During one of the sessions I attended, the presenter recommended asking people what in their work gives them the most joy? She suggested, in their answer you will find their strengths. For me, my immediate answer was people and relationships. Later on I asked a group of colleagues I was talking with, “what gave them joy in their work?” As each person shared their answer, such as organizing, research, technology and building relationships, I began to see by using this simple tool; a leader could begin to build a collaborative team with diverse strengths. It also provides a natural opportunity for collective leadership allowing members of the team to lead a portion of the project using their strength. Knowing my strengths lay in relationship building and setting vision, a good organizer, researcher and technology lover would be necessary to lead other aspects of a project not in my skill set. Once again this demonstrates the sum of the parts of a team is exponentially greater then the individuals.

Perhaps even more importantly by using this tool to identify what gives a person joy in their work, they can make sure they are able to use that strength as much as possible in their daily efforts. Of course as a child care center director even though I was not crazy about creating a budget and number crunching, it was a necessary piece of my work. I could not get away from it. However, when the number crunching was starting to get me down I would remember to get up and go do a classroom visit so I could interact with the teacher and children, which always provided a little dose of joy.

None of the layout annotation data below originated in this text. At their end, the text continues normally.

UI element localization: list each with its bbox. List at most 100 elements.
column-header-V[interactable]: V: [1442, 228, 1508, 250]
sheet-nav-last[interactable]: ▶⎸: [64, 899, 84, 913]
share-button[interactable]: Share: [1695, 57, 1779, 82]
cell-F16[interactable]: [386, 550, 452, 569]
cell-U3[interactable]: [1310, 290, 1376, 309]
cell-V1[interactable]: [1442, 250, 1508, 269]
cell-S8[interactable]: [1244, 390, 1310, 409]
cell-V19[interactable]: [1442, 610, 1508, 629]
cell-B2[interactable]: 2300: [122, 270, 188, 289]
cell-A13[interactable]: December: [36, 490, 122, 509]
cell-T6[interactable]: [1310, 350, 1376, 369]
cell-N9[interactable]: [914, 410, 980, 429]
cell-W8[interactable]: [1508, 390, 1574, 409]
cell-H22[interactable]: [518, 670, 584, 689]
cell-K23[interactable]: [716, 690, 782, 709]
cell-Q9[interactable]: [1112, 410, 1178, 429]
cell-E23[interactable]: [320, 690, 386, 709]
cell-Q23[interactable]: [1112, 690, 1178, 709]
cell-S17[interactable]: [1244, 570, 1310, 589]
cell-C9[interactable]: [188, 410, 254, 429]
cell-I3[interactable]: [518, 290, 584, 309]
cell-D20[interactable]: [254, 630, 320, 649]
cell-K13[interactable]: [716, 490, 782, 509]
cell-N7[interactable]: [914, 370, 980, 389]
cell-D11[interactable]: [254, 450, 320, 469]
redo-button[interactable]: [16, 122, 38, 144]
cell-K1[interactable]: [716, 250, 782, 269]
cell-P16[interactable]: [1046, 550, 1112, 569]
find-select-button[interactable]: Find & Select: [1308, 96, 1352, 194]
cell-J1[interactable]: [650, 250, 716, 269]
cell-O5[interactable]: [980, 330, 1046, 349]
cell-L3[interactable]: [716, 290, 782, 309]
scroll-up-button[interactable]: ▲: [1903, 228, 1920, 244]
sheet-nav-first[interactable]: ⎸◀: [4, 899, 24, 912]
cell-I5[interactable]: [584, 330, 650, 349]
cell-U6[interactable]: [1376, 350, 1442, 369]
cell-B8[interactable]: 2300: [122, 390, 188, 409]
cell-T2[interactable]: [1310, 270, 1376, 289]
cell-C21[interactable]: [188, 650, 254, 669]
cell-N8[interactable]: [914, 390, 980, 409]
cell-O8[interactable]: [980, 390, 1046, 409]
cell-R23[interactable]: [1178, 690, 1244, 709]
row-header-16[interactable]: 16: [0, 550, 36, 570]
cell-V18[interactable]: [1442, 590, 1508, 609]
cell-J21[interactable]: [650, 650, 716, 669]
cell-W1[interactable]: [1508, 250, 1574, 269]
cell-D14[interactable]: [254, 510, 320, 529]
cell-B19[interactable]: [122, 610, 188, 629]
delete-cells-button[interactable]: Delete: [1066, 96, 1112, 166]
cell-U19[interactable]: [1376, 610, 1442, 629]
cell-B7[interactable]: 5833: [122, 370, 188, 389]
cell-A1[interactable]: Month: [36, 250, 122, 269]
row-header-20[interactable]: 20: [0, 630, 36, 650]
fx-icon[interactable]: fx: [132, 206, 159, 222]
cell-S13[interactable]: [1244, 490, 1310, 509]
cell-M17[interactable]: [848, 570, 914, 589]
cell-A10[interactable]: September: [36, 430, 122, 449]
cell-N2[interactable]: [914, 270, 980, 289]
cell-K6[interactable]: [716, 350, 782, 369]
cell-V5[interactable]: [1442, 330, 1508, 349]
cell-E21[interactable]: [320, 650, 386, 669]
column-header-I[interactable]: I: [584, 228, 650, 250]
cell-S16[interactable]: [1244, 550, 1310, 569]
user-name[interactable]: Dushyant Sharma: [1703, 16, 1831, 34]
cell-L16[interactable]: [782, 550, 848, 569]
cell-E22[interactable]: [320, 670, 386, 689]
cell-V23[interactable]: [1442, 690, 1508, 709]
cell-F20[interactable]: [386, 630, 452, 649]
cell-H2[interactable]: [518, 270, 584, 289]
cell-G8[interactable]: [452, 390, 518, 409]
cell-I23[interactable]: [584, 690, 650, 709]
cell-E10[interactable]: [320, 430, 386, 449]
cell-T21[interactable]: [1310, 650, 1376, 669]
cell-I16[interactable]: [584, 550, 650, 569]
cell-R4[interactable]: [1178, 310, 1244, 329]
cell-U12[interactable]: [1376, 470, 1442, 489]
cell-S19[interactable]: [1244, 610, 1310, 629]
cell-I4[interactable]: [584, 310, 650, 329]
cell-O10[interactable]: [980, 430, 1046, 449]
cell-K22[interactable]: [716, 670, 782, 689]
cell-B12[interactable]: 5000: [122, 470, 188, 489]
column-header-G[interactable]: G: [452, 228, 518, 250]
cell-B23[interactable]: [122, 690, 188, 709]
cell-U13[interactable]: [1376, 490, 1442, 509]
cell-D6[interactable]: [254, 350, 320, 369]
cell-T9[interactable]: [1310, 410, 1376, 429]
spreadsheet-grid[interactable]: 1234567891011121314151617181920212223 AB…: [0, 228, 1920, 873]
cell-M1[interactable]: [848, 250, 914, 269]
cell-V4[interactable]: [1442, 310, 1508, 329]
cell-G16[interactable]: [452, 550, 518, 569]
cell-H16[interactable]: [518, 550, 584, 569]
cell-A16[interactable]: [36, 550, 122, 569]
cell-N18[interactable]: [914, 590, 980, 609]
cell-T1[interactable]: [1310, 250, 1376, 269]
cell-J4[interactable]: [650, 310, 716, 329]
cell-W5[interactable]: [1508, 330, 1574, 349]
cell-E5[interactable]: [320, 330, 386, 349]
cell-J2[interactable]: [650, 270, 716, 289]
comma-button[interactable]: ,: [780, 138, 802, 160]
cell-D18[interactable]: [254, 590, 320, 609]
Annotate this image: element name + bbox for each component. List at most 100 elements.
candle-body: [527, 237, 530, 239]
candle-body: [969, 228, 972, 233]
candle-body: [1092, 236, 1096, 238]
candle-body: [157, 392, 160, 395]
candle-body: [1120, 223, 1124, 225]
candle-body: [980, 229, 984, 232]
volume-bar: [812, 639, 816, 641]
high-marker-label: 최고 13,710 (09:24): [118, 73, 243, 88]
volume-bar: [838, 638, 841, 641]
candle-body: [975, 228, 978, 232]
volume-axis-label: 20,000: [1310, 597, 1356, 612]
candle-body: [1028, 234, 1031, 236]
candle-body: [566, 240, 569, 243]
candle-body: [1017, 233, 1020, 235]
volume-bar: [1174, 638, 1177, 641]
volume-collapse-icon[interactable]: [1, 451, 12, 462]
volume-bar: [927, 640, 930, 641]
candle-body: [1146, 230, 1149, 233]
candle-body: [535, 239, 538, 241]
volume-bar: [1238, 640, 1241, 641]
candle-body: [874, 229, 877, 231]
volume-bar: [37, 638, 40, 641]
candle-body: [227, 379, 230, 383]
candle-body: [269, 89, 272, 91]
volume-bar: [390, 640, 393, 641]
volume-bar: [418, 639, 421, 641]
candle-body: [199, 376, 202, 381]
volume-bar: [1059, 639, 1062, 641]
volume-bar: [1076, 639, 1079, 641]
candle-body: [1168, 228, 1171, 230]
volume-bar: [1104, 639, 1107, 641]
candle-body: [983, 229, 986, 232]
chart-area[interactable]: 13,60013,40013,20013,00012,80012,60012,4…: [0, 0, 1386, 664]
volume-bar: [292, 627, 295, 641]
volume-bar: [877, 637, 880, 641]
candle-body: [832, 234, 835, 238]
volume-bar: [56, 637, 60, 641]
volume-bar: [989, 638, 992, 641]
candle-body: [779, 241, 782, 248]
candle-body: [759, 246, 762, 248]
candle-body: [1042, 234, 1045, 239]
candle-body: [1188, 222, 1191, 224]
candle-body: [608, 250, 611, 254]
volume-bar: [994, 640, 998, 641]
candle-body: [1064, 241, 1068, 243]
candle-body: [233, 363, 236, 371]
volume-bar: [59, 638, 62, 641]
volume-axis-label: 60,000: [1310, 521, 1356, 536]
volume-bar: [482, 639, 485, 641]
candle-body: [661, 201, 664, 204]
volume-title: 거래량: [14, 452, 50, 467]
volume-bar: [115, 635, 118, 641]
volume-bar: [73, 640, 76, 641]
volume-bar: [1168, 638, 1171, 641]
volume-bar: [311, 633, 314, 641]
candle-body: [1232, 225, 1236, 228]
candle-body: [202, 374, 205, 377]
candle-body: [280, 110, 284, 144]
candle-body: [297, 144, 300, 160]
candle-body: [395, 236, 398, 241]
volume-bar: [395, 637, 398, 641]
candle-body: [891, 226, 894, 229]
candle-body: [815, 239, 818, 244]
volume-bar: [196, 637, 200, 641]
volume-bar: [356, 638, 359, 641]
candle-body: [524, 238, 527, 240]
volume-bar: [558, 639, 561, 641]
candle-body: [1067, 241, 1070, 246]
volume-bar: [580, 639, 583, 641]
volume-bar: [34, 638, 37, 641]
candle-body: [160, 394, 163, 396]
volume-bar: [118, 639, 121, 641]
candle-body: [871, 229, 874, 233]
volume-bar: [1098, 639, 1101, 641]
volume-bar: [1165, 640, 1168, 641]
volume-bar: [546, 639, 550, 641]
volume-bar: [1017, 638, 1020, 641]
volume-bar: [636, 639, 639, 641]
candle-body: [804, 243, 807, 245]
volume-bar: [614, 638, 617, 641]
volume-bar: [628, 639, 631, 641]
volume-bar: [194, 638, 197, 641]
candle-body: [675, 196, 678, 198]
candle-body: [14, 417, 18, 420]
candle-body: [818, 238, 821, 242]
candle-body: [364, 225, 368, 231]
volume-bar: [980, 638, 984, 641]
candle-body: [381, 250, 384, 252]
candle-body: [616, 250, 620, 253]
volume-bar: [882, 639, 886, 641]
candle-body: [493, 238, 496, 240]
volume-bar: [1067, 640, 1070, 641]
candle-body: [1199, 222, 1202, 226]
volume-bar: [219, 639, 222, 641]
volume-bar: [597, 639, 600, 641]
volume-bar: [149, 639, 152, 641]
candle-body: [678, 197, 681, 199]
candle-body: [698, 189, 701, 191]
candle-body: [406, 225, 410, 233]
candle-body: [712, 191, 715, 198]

Reflecting on this notion that using our strengths brings us joy, I am drawn to think about being. Being is defined as all the physical and mental qualities that make up a person. Our strengths are our most well developed qualities and part of our being. They are simply part of our authentic self and should be easily available. These qualities are not static. As part of our journey it is possible to add to and develop other qualities as we need them and they too will become part of our being. It seems logical then, when our best qualities are simply part of who we are and we are easily able to use them in our job, we are able to feel contentment and satisfaction in our work and life.

Consider then, what brings you joy in your daily work? Do you recognize it as one of your strengths? Can you add more of it throughout your workday? Is it part of your being? I hope you will take a moment to reflect on these questions. I know I plan to some more.